Карамзин поднимается, скрипя нацистской кожей, смотрит на меня глазами утопленника.
КАРАМЗИН Ты стал слишком смелый.
Я Я уезжаю в Москву. Поступать в МГУ. А ты можешь сдохнуть на этом диване.
И теперь пора в ванну. Карамзин сдохнет сам. А я уйду, как аквалангист — брюшком к небу, спиной в глубину. Старец, прощай!
Лихо бросаюсь через пожелтевший борт, ноги вверх.
Звук плещущейся воды, не хватает разве лишь криков чаек.
Это кафе чудом уцелело после бомбежки Сочи, скрылось от прицелов олимпийских снайперов под лианами бугенвиллии. Я обнаружил его случайно, когда уже не мог бежать после морга («Вы хорошо знали эту девушку? Где ее документы?»).
Здесь я сел — спиной ко входу, лицом к затянутому листвой окну. Отдохну под ленивым вентилятором и побегу дальше.
— Меню, да?
Я не оборачиваюсь.
— Наверно, не надо.
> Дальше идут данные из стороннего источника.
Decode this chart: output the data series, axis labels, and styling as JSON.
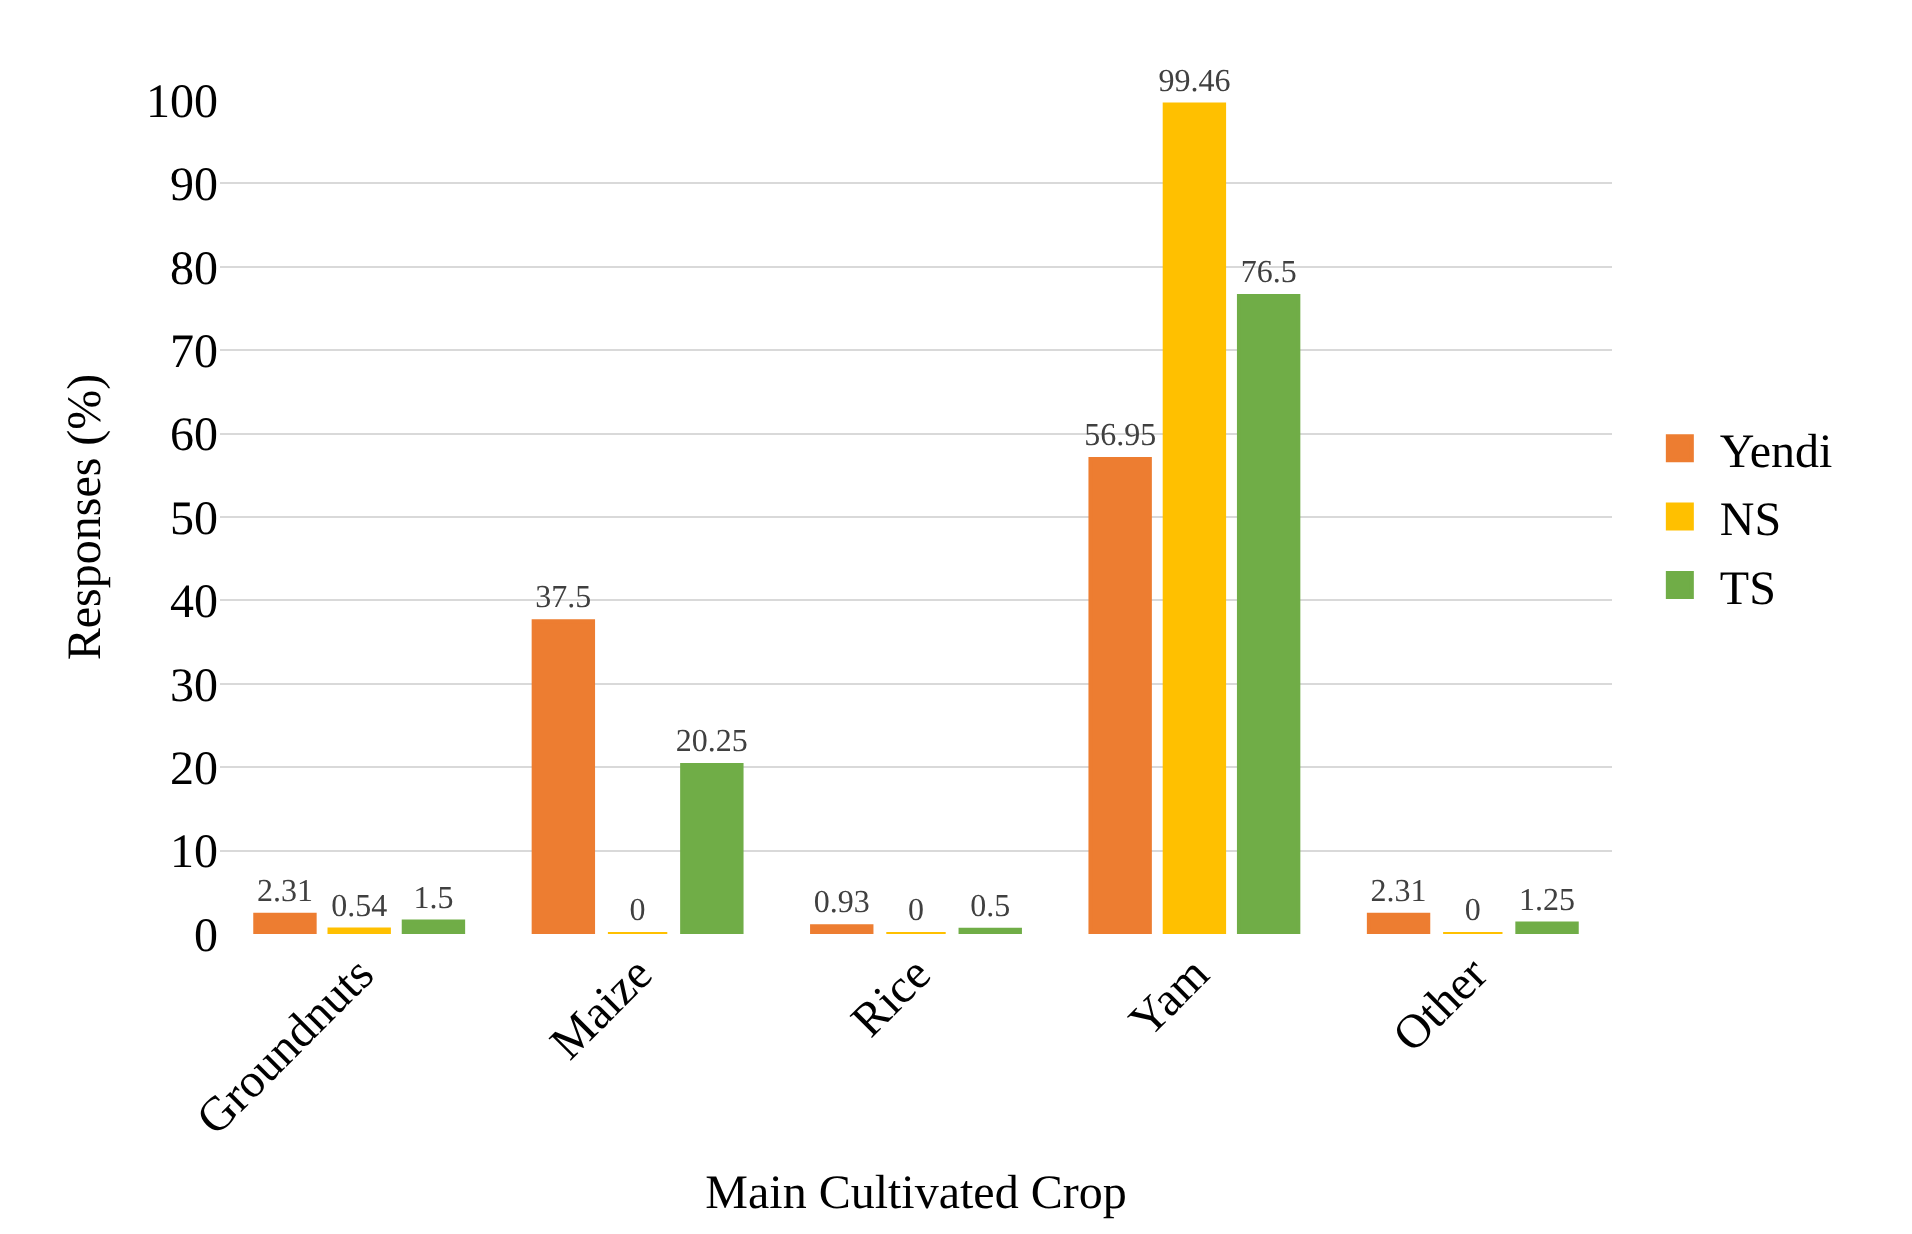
{
  "chart_data": {
    "type": "bar",
    "xlabel": "Main Cultivated Crop",
    "ylabel": "Responses (%)",
    "categories": [
      "Groundnuts",
      "Maize",
      "Rice",
      "Yam",
      "Other"
    ],
    "series": [
      {
        "name": "Yendi",
        "color": "#ed7d31",
        "values": [
          2.31,
          37.5,
          0.93,
          56.95,
          2.31
        ]
      },
      {
        "name": "NS",
        "color": "#ffc000",
        "values": [
          0.54,
          0,
          0,
          99.46,
          0
        ]
      },
      {
        "name": "TS",
        "color": "#70ad47",
        "values": [
          1.5,
          20.25,
          0.5,
          76.5,
          1.25
        ]
      }
    ],
    "ylim": [
      0,
      100
    ],
    "yticks": [
      0,
      10,
      20,
      30,
      40,
      50,
      60,
      70,
      80,
      90,
      100
    ],
    "grid": "y",
    "legend": "right",
    "data_labels": true
  }
}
Просто водки. Полстакана. И кусок хлеба.
— Водка теплый у нас, холодильник сломан.
— Тогда целый стакан.
— Хорошо. Ты тоже из Москвы?
— Да.
— Сразу видно.
Голос удаляется, поскрипывая деревянным полом. На смену ему врываются два других, со стороны моря. Продолжают жаркий диалог:
— Вчера Фишка приехал, с утра бухой уже. Стоит внизу в холле, смотрит по сторонам, не понимает вообще, где он.
— Как всегда.
— А там уборщица, полы натирает, на гостей любуется. Ты слушаешь?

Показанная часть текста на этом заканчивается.